Python code objects don't necessarily need to have a stable ABI, because they normally only exist in the memory of Python processes. They aren't persisted to disk or serialized over network sockets, so it should be "safe" to change the layout (and hence the ABI) of these structs. Pyflame is an unusual application though: it needs to know the details of the memory layout of the process it's tracing, and thus it's sensitive to "safe" ABI changes like this one.

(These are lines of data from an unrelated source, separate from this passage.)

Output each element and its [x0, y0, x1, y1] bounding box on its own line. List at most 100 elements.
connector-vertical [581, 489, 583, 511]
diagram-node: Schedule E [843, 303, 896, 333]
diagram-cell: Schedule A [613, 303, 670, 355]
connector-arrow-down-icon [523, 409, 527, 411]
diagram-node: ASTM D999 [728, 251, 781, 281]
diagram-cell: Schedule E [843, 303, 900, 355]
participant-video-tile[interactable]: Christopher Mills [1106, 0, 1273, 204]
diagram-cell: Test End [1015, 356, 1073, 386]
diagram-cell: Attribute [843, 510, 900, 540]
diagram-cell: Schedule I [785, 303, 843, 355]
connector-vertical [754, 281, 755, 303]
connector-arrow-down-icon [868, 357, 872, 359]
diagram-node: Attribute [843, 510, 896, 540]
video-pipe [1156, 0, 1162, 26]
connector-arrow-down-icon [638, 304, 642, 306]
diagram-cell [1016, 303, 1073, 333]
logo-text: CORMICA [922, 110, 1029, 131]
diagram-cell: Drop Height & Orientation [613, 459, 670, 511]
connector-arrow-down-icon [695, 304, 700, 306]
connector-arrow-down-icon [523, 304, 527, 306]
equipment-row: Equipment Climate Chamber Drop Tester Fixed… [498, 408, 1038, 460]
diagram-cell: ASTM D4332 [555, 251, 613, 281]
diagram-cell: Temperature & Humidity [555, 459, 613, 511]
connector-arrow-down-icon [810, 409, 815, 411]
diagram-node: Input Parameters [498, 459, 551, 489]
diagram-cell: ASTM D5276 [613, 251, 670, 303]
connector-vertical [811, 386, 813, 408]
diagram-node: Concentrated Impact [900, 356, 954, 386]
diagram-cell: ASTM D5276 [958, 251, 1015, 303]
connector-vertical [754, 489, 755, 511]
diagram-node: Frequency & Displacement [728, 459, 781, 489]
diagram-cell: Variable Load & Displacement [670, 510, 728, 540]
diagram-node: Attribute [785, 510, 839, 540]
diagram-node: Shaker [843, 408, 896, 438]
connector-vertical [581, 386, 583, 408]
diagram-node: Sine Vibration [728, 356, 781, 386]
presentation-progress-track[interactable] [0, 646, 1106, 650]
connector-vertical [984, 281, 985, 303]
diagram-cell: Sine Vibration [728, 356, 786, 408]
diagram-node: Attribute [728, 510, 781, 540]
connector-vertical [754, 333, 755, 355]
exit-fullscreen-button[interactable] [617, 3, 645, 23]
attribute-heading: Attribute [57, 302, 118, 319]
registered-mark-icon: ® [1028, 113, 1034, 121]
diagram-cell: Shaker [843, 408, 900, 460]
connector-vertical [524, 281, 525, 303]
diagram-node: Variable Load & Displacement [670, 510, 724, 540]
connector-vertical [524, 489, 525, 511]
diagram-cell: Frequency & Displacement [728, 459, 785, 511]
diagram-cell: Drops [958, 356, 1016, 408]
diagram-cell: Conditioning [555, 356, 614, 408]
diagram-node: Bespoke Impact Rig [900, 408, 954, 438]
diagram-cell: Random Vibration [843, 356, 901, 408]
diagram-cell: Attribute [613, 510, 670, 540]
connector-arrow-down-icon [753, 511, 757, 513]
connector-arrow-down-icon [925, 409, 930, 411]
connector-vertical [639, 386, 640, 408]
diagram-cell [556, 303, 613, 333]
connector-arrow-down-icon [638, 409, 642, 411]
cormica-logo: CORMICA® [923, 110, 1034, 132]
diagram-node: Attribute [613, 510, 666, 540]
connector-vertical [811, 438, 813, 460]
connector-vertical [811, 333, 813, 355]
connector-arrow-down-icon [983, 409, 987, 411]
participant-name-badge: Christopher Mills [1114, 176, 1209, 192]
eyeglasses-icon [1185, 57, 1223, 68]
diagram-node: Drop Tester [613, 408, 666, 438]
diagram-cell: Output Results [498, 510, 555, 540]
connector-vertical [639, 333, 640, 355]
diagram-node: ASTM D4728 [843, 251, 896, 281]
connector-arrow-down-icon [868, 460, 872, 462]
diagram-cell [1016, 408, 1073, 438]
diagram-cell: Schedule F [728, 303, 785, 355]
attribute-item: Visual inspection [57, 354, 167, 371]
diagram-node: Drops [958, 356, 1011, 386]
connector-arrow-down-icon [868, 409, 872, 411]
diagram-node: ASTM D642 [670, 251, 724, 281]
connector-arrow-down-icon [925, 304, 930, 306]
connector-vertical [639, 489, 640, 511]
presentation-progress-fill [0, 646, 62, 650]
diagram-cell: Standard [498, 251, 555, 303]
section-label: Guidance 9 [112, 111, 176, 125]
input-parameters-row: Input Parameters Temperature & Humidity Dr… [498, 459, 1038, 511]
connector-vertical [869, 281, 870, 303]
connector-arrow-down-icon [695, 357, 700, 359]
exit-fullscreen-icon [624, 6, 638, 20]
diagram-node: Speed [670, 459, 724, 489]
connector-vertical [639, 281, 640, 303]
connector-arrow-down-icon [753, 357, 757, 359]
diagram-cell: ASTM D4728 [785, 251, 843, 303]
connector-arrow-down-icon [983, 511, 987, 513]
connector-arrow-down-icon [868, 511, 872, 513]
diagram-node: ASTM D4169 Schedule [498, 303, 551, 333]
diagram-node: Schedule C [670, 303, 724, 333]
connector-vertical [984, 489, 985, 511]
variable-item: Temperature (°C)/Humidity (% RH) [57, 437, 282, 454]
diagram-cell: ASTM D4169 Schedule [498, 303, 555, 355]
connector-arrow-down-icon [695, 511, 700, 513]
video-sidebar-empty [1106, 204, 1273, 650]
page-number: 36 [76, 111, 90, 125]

An alternative way to write Pyflame would be to have the build system produce
multiple executables, each linked against a different Python version. This is
how most C extensions are packaged on Linux. For instance, if you install
NumPy on a Debian system, you choose between
python-numpy
(built for Python 2.x) or python3-numpy
(built for the system
Python 3.x). The downside of this approach is that you need a Pyflame executable
(e.g. /usr/bin/pyflame2.
, /usr/bin/pyflame3.5
, etc.) per version of Python
you have on the system. Originally I thought building multiple executables was
less elegant, but now I'm not so sure. Building different executables would
simplify a lot of logic, and would completely insulate against these kinds of
ABI changes. On the other hand, the fact that a single Pyflame executable can
profile multiple Python versions is kind of interesting. I'll be paying closer
attention to these ABI changes in future Python versions, and make a decision on
how to proceed if these ABI changes get more frequent or more complicated.